Quelques années plus tard, Aline Mayrisch a demandé au journaliste et écrivain germano-français Jean Schlumberger39 d’inviter Hugues Le Gallais aux 2es Décades de Pontigny. Ces réunions intellectuelles avaient été créées en 1910 et ont été animées par Paul Desjardins40 qui avait donné son accord à la présence du jeune Le Gallais.41 Or, le 18 juillet 1925, Aline Mayrisch écrivit qu’elle renonçait à la présence de son jeune protégé qui a quand même pu se mêler aux autres invités, célèbres ou moins connus, s’entretenant et discourant sur des sujets littéraires, philosophiques ou religieux.42 Contrairement aux dires d’Aline Mayrisch, Hugues Le Gallais a assisté aux 2es Décades qui avaient pour thème : « Nous autres Européens. Europe et Asie ».43 Tout un programme et sujet prémonitoire pour la future carrière d’Hugues !44 Belle introduction dans un monde littéraire et intellectuel élitiste où, chaque jour, un écrivain, un universitaire ou un scientifique traitait un sujet choisi et de qualité.

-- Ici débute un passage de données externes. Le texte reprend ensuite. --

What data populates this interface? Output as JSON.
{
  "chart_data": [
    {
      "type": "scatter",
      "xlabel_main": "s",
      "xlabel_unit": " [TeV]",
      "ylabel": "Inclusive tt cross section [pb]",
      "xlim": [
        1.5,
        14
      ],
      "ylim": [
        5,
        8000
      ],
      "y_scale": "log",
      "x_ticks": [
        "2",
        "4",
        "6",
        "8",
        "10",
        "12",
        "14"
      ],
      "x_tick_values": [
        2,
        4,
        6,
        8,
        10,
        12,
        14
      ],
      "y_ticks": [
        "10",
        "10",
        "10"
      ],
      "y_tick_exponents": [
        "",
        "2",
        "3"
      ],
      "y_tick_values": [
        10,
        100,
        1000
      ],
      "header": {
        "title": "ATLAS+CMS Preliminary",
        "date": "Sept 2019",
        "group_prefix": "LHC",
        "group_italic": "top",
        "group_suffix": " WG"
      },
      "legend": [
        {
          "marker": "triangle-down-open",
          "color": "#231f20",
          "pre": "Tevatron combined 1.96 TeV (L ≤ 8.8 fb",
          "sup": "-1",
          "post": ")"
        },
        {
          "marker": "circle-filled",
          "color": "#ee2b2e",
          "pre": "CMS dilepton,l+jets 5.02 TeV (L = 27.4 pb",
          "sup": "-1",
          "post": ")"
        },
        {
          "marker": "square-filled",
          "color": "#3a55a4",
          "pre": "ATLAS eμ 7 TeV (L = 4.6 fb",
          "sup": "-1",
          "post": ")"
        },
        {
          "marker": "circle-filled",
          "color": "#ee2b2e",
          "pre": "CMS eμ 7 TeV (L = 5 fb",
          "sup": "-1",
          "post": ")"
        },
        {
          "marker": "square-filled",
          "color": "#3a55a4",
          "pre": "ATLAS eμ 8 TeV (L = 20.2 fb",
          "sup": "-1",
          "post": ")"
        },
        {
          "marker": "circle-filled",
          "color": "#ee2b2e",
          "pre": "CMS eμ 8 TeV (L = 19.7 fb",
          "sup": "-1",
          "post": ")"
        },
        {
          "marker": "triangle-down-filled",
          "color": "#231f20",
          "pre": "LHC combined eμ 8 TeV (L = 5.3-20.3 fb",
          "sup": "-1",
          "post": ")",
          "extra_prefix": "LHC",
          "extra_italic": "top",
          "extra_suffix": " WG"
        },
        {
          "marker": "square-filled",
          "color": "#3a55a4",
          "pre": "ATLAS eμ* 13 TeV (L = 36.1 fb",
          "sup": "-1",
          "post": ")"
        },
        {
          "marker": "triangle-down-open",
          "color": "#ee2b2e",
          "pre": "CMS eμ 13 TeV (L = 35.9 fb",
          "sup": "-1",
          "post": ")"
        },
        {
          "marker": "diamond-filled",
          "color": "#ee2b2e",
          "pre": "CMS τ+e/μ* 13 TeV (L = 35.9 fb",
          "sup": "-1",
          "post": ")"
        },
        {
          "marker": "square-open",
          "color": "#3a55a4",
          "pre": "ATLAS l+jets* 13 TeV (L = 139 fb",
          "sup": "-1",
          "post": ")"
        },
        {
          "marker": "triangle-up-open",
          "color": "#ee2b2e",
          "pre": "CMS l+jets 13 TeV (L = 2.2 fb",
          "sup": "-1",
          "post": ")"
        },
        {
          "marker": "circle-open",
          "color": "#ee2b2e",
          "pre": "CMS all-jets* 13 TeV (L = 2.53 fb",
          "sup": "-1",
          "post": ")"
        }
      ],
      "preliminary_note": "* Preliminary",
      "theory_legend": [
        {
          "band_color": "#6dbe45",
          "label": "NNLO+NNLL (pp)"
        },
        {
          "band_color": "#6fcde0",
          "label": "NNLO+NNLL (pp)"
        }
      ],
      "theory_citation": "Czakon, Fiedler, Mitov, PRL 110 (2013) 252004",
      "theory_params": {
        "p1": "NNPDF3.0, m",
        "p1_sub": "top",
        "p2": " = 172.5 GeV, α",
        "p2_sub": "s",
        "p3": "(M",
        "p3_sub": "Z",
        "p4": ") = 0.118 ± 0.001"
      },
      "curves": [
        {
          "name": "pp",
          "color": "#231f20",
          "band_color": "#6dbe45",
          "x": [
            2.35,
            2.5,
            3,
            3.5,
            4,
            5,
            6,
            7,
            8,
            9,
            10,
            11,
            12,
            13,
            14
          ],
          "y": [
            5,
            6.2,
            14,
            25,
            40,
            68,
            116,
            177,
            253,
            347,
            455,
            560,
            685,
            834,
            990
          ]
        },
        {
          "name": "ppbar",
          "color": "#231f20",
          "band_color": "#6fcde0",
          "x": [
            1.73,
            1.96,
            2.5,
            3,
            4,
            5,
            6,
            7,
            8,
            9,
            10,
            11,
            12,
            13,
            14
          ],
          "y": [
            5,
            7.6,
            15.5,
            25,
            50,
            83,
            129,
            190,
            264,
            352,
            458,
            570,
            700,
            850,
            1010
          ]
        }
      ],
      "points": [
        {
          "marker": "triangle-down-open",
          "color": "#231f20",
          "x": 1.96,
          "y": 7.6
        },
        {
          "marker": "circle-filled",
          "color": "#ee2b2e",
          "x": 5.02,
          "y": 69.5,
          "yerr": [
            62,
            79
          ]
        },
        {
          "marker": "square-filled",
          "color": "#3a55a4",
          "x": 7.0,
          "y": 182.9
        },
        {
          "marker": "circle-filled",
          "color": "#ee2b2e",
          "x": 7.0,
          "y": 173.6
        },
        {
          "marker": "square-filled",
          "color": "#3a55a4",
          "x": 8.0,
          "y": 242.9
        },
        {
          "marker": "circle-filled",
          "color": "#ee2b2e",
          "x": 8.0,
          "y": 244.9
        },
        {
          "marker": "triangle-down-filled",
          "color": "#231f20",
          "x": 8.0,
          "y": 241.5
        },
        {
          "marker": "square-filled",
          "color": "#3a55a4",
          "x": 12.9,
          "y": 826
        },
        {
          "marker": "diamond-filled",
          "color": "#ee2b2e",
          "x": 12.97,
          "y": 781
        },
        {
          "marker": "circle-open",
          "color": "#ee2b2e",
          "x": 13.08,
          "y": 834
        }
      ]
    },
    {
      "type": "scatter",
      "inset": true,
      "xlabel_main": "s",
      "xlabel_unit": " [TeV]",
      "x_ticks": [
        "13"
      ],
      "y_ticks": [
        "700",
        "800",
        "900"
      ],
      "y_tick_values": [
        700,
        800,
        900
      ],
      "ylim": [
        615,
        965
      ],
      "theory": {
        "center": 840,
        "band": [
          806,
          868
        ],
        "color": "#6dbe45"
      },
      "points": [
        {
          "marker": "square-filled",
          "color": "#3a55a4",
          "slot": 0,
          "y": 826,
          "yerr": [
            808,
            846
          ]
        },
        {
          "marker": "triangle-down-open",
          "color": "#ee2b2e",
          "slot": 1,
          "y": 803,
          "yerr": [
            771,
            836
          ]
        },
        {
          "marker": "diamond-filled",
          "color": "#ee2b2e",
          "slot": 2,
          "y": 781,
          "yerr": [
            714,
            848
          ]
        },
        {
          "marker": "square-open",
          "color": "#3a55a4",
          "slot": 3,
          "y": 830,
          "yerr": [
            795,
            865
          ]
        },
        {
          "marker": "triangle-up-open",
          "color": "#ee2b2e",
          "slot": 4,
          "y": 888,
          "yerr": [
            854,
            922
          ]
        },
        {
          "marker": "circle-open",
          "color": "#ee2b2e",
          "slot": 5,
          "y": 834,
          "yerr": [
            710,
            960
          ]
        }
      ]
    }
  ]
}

La relation – qu’on peut qualifier de proche – entre la grande intellectuelle et mécène du Grand-Duché et le jeune Le Gallais a connu des hauts et des bas. En 1930, Aline Mayrisch écrit en tout cas à son ami Schlumberger qu’Hugues est à Luxembourg, « plus cornichon que jamais ».45 C’est dire qu’elle l’estimait, du moins à ce moment-là, imbécile, idiot voire stupide. La raison de ce qualificatif guère flatteur n’a pas été révélée.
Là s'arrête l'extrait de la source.